Projects with surplus will not only be evaluated based on their own influence in subsequent rounds, but also consider the broader impact they create through good capital allocation. Projects that do not want to operate their own funding program can choose to park the surplus in other productive places, such as the Gitcoin matching pool, Protocol Guild, or even choose to destroy the surplus!

In my opinion, the two values determined before the project raises funds should be kept confidential. If a project receives 100 Tokens and donates 10 Tokens, others should not know whether their values are (50, 20%) or (90, 100%).

The final step is to connect these systems together.

The examples of EAS, POKT, and Kiwi News are inspiring, but they all require establishing new projects, and then applying / redeeming / transferring funding tokens to new wallets, and ultimately transferring the funds to new beneficiaries.

Protocols like Drips, Allo, Superfluid, and Hypercerts provide the underlying infrastructure for more composable funding flows - now we need to connect these pipes, just like this pilot project from Geo Web.

The task of this cycle is to create a truly effective public goods funding system. Then, we will start promoting it

In the field of encryption, we are still in the stage of experimenting with various mechanisms to determine funding for which projects and the allocation of funds. Compared to Decentralized Finance (DeFi), the infrastructure for public product funding is still immature, with poor composability and a lack of practical testing.

To take all of this beyond the experimental stage and scale it up, we need to address two issues:

  1. The measurement should not only prove the effectiveness of these mechanisms, but also demonstrate that they are more effective than the traditional public goods funding model (see this post [1][2], understand why this is an important issue worth people's efforts, as well as another postAnalysis of the long-term impact of Gitcoin);

  2. Clear commitment: Clear commitment on how 'profits' or surplus funds flow to external circles.

In venture capital, there is always an investor behind the investor - ultimately, it could be your grandmother (or more accurately, all of our grandmothers).
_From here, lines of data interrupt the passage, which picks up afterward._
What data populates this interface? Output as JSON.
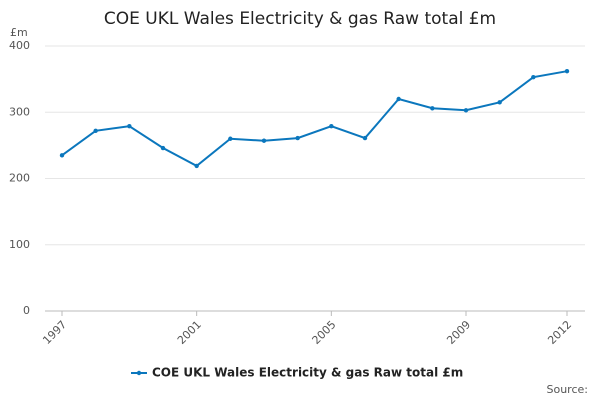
{
  "chart_data": {
    "type": "line",
    "title": "COE UKL Wales Electricity & gas Raw total £m",
    "y_unit": "£m",
    "source": "Source:",
    "x": [
      1997,
      1998,
      1999,
      2000,
      2001,
      2002,
      2003,
      2004,
      2005,
      2006,
      2007,
      2008,
      2009,
      2010,
      2011,
      2012
    ],
    "series": [
      {
        "name": "COE UKL Wales Electricity & gas Raw total £m",
        "color": "#0b77bd",
        "values": [
          235,
          272,
          279,
          246,
          219,
          260,
          257,
          261,
          279,
          261,
          320,
          306,
          303,
          315,
          353,
          362
        ]
      }
    ],
    "xlim": [
      1997,
      2012
    ],
    "xticks": [
      1997,
      2001,
      2005,
      2009,
      2012
    ],
    "ylim": [
      0,
      400
    ],
    "yticks": [
      0,
      100,
      200,
      300,
      400
    ],
    "grid": true,
    "legend": "bottom"
  }
}
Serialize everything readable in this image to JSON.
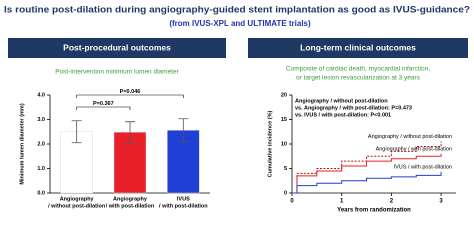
{
  "title": "Is routine post-dilation during angiography-guided stent implantation as good as IVUS-guidance?",
  "subtitle": "(from IVUS-XPL and ULTIMATE trials)",
  "panels": [
    {
      "header": "Post-procedural outcomes",
      "caption": [
        "Post-intervention minimum lumen diameter"
      ]
    },
    {
      "header": "Long-term clinical outcomes",
      "caption": [
        "Composite of cardiac death, myocardial infarction,",
        "or target lesion revascularization at 3 years"
      ]
    }
  ],
  "chart_data": [
    {
      "type": "bar",
      "categories": [
        [
          "Angiography",
          "/ without post-dilation"
        ],
        [
          "Angiography",
          "/ with post-dilation"
        ],
        [
          "IVUS",
          "/ with post-dilation"
        ]
      ],
      "values": [
        2.5,
        2.48,
        2.56
      ],
      "errors": [
        0.45,
        0.43,
        0.47
      ],
      "colors": [
        "#ffffff",
        "#e8202a",
        "#1f3fd6"
      ],
      "ylabel": "Minimum lumen diameter (mm)",
      "ylim": [
        0,
        4
      ],
      "yticks": [
        {
          "value": 0,
          "label": "0.0"
        },
        {
          "value": 1,
          "label": "1.0"
        },
        {
          "value": 2,
          "label": "2.0"
        },
        {
          "value": 3,
          "label": "3.0"
        },
        {
          "value": 4,
          "label": "4.0"
        }
      ],
      "annotations": [
        "P=0.367",
        "P=0.046"
      ]
    },
    {
      "type": "line",
      "x": [
        0,
        0.1,
        0.5,
        1,
        1.5,
        2,
        2.5,
        3
      ],
      "series": [
        {
          "name": "Angiography / without post-dilation",
          "color": "#b01818",
          "dashed": true,
          "values": [
            0,
            4,
            5,
            6.5,
            7.5,
            8.5,
            9.5,
            10.5
          ]
        },
        {
          "name": "Angiography / with post-dilation",
          "color": "#e8202a",
          "dashed": false,
          "values": [
            0,
            3.5,
            4.5,
            5.5,
            6.5,
            7,
            7.5,
            8
          ]
        },
        {
          "name": "IVUS / with post-dilation",
          "color": "#1f3fd6",
          "dashed": false,
          "values": [
            0,
            1.5,
            2,
            2.5,
            3,
            3.3,
            3.6,
            4.3
          ]
        }
      ],
      "annotations": [
        "Angiography / without post-dilation",
        "vs. Angiography / with post-dilation: P=0.473",
        "vs. IVUS / with post-dilation: P<0.001"
      ],
      "xlabel": "Years from randomization",
      "ylabel": "Cumulative incidence (%)",
      "xlim": [
        0,
        3.3
      ],
      "xticks": [
        0,
        1,
        2,
        3
      ],
      "ylim": [
        0,
        20
      ],
      "yticks": [
        0,
        5,
        10,
        15,
        20
      ]
    }
  ]
}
Each of these investors is motivated to allocate capital efficiently, so as to be trusted in the future and have more control over capital allocation.

For public goods, there is always a closely related group of participants, whether upstream or downstream of your work, you rely on them. But there is currently no commitment to share these surpluses with these entities. Until such commitments become the norm, it will be difficult for public goods funding to surpass our direct circles and achieve scale.

We have not yet reached a stage where we are better than traditional models (picture from Gitcoin White Paper).

I believe that just promising "when we reach a certain scale, we will fund these projects" is not enough. This can easily change goals. Instead, these commitments need to be established early on as foundational elements integrated into the funding mechanism and allocation projects.

I think it's unreasonable to expect the Whale treasury to finance everything. This is the water tower model we use in traditional governments and large foundations.

But if we are still small in scale, the more specific the commitment to provide support for our dependencies, the more it can demonstrate the existence of a public good market, thereby expanding the Total Addressable Market (TAM) and changing the incentive mechanism.

Only in this way can we have something truly worth promoting that can accumulate its own power and create the "diverse, civilized and large-scale public goods funding infrastructure" that we dream of.